# Mouth of Escambia Flounder?



## pogypumper (Mar 24, 2008)

Anybody catching any flounder around Mackey Cove/Escambia lately?


----------



## kingling (Apr 10, 2008)

no 

not yetoke:grouphug


----------



## tightlines (Oct 1, 2007)

I was over there last week running the boat after I put a new water pump in and there was a bunch of crab traps all along the sides of the river down by the mouth. Would make it kind of hard to fish. Water was muddy too. I hit some dock light but only had a few hits from the gar.


----------



## Backlash (Jun 11, 2008)

last few days getting a few specs (small) on live and dead bait

in Macky Cove and around point


----------



## Ryan (Dec 28, 2007)

last few times i have been 

we have caught atleast 5 or 6 nice size flounder!!!!

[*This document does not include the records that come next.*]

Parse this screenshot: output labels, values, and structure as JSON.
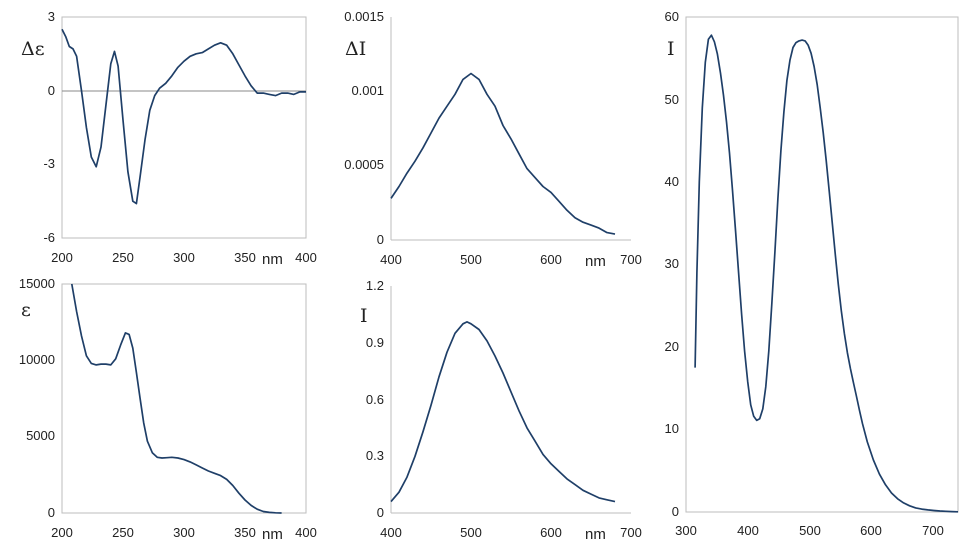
{
  "chart_data": [
    {
      "id": "cd",
      "type": "line",
      "ylabel": "Δε",
      "xunit": "nm",
      "xlim": [
        200,
        400
      ],
      "ylim": [
        -6,
        3
      ],
      "x_ticks": [
        "200",
        "250",
        "300",
        "350",
        "400"
      ],
      "y_ticks": [
        "3",
        "0",
        "-3",
        "-6"
      ],
      "zero_line": true,
      "series": [
        {
          "x": [
            200,
            203,
            206,
            209,
            212,
            216,
            220,
            224,
            228,
            232,
            236,
            240,
            243,
            246,
            250,
            254,
            258,
            261,
            264,
            268,
            272,
            276,
            280,
            285,
            290,
            295,
            300,
            305,
            310,
            315,
            320,
            325,
            330,
            335,
            340,
            345,
            350,
            355,
            360,
            365,
            370,
            375,
            380,
            385,
            390,
            395,
            400
          ],
          "y": [
            2.5,
            2.2,
            1.8,
            1.7,
            1.4,
            0.0,
            -1.5,
            -2.7,
            -3.1,
            -2.3,
            -0.6,
            1.1,
            1.6,
            1.0,
            -1.2,
            -3.3,
            -4.5,
            -4.6,
            -3.5,
            -2.0,
            -0.8,
            -0.2,
            0.1,
            0.3,
            0.6,
            0.95,
            1.2,
            1.4,
            1.5,
            1.55,
            1.7,
            1.85,
            1.95,
            1.85,
            1.5,
            1.05,
            0.6,
            0.2,
            -0.1,
            -0.1,
            -0.15,
            -0.2,
            -0.1,
            -0.1,
            -0.15,
            -0.05,
            -0.05
          ]
        }
      ]
    },
    {
      "id": "cpl",
      "type": "line",
      "ylabel": "ΔI",
      "xunit": "nm",
      "xlim": [
        400,
        700
      ],
      "ylim": [
        0,
        0.0015
      ],
      "x_ticks": [
        "400",
        "500",
        "600",
        "700"
      ],
      "y_ticks": [
        "0.0015",
        "0.001",
        "0.0005",
        "0"
      ],
      "series": [
        {
          "x": [
            400,
            410,
            420,
            430,
            440,
            450,
            460,
            470,
            480,
            490,
            500,
            510,
            520,
            530,
            540,
            550,
            560,
            570,
            580,
            590,
            600,
            610,
            620,
            630,
            640,
            650,
            660,
            670,
            680
          ],
          "y": [
            0.00028,
            0.00036,
            0.00045,
            0.00053,
            0.00062,
            0.00072,
            0.00082,
            0.0009,
            0.00098,
            0.00108,
            0.00112,
            0.00108,
            0.00098,
            0.0009,
            0.00077,
            0.00068,
            0.00058,
            0.00048,
            0.00042,
            0.00036,
            0.00032,
            0.00026,
            0.0002,
            0.00015,
            0.00012,
            0.0001,
            8e-05,
            5e-05,
            4e-05
          ]
        }
      ]
    },
    {
      "id": "pl_full",
      "type": "line",
      "ylabel": "I",
      "xlim": [
        300,
        750
      ],
      "ylim": [
        0,
        60
      ],
      "x_ticks": [
        "300",
        "400",
        "500",
        "600",
        "700"
      ],
      "y_ticks": [
        "60",
        "50",
        "40",
        "30",
        "20",
        "10",
        "0"
      ],
      "series": [
        {
          "x": [
            315,
            318,
            322,
            327,
            332,
            337,
            342,
            347,
            352,
            357,
            362,
            367,
            372,
            377,
            382,
            387,
            392,
            397,
            402,
            407,
            412,
            417,
            422,
            427,
            432,
            437,
            442,
            447,
            452,
            457,
            462,
            467,
            472,
            477,
            482,
            487,
            492,
            497,
            502,
            507,
            512,
            517,
            522,
            527,
            532,
            537,
            542,
            547,
            552,
            557,
            562,
            567,
            572,
            577,
            582,
            587,
            592,
            600,
            610,
            620,
            630,
            640,
            650,
            660,
            670,
            680,
            690,
            700,
            710,
            720,
            730,
            740,
            750
          ],
          "y": [
            17.5,
            29.0,
            40.0,
            49.0,
            54.5,
            57.3,
            57.8,
            57.0,
            55.5,
            53.2,
            50.5,
            47.3,
            43.5,
            39.0,
            34.0,
            29.0,
            24.0,
            19.5,
            15.8,
            13.0,
            11.6,
            11.1,
            11.3,
            12.5,
            15.2,
            19.5,
            25.2,
            31.5,
            38.0,
            43.8,
            48.5,
            52.3,
            54.8,
            56.3,
            56.9,
            57.1,
            57.2,
            57.1,
            56.6,
            55.6,
            54.0,
            51.8,
            49.0,
            46.0,
            42.6,
            38.8,
            35.0,
            31.2,
            27.6,
            24.4,
            21.6,
            19.3,
            17.4,
            15.7,
            14.0,
            12.3,
            10.7,
            8.5,
            6.3,
            4.6,
            3.3,
            2.3,
            1.6,
            1.1,
            0.75,
            0.5,
            0.35,
            0.25,
            0.18,
            0.12,
            0.08,
            0.05,
            0.03
          ]
        }
      ]
    },
    {
      "id": "abs",
      "type": "line",
      "ylabel": "ε",
      "xunit": "nm",
      "xlim": [
        200,
        400
      ],
      "ylim": [
        0,
        15000
      ],
      "x_ticks": [
        "200",
        "250",
        "300",
        "350",
        "400"
      ],
      "y_ticks": [
        "15000",
        "10000",
        "5000",
        "0"
      ],
      "series": [
        {
          "x": [
            208,
            212,
            216,
            220,
            224,
            228,
            232,
            236,
            240,
            244,
            248,
            252,
            255,
            258,
            261,
            264,
            267,
            270,
            274,
            278,
            282,
            286,
            290,
            295,
            300,
            305,
            310,
            315,
            320,
            325,
            330,
            335,
            340,
            345,
            350,
            355,
            360,
            365,
            370,
            375,
            380
          ],
          "y": [
            15000,
            13200,
            11600,
            10300,
            9800,
            9700,
            9750,
            9750,
            9700,
            10100,
            11000,
            11800,
            11700,
            10800,
            9200,
            7500,
            5900,
            4700,
            3950,
            3650,
            3600,
            3620,
            3650,
            3600,
            3500,
            3350,
            3150,
            2950,
            2750,
            2600,
            2450,
            2200,
            1800,
            1300,
            850,
            500,
            250,
            100,
            40,
            10,
            0
          ]
        }
      ]
    },
    {
      "id": "pl",
      "type": "line",
      "ylabel": "I",
      "xunit": "nm",
      "xlim": [
        400,
        700
      ],
      "ylim": [
        0,
        1.2
      ],
      "x_ticks": [
        "400",
        "500",
        "600",
        "700"
      ],
      "y_ticks": [
        "1.2",
        "0.9",
        "0.6",
        "0.3",
        "0"
      ],
      "series": [
        {
          "x": [
            400,
            410,
            420,
            430,
            440,
            450,
            460,
            470,
            480,
            490,
            495,
            500,
            510,
            520,
            530,
            540,
            550,
            560,
            570,
            580,
            590,
            600,
            610,
            620,
            630,
            640,
            650,
            660,
            670,
            680
          ],
          "y": [
            0.06,
            0.11,
            0.19,
            0.3,
            0.43,
            0.57,
            0.72,
            0.85,
            0.95,
            1.0,
            1.01,
            1.0,
            0.97,
            0.91,
            0.83,
            0.74,
            0.64,
            0.54,
            0.45,
            0.38,
            0.31,
            0.26,
            0.22,
            0.18,
            0.15,
            0.12,
            0.1,
            0.08,
            0.07,
            0.06
          ]
        }
      ]
    }
  ]
}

3' gulp shrimp jigging on the main river 

stay out of macky cove


----------



## redfishin'JR (Jun 18, 2008)

What's wrong with Macky's Cove?


----------



## pogypumper (Mar 24, 2008)

Good to hear the flounder are moving in. That area is usually good this time of year.


----------



## jimmyjams4110 (Oct 20, 2007)

Caught a 18in yesterday close to Jim's Fish Camp.


----------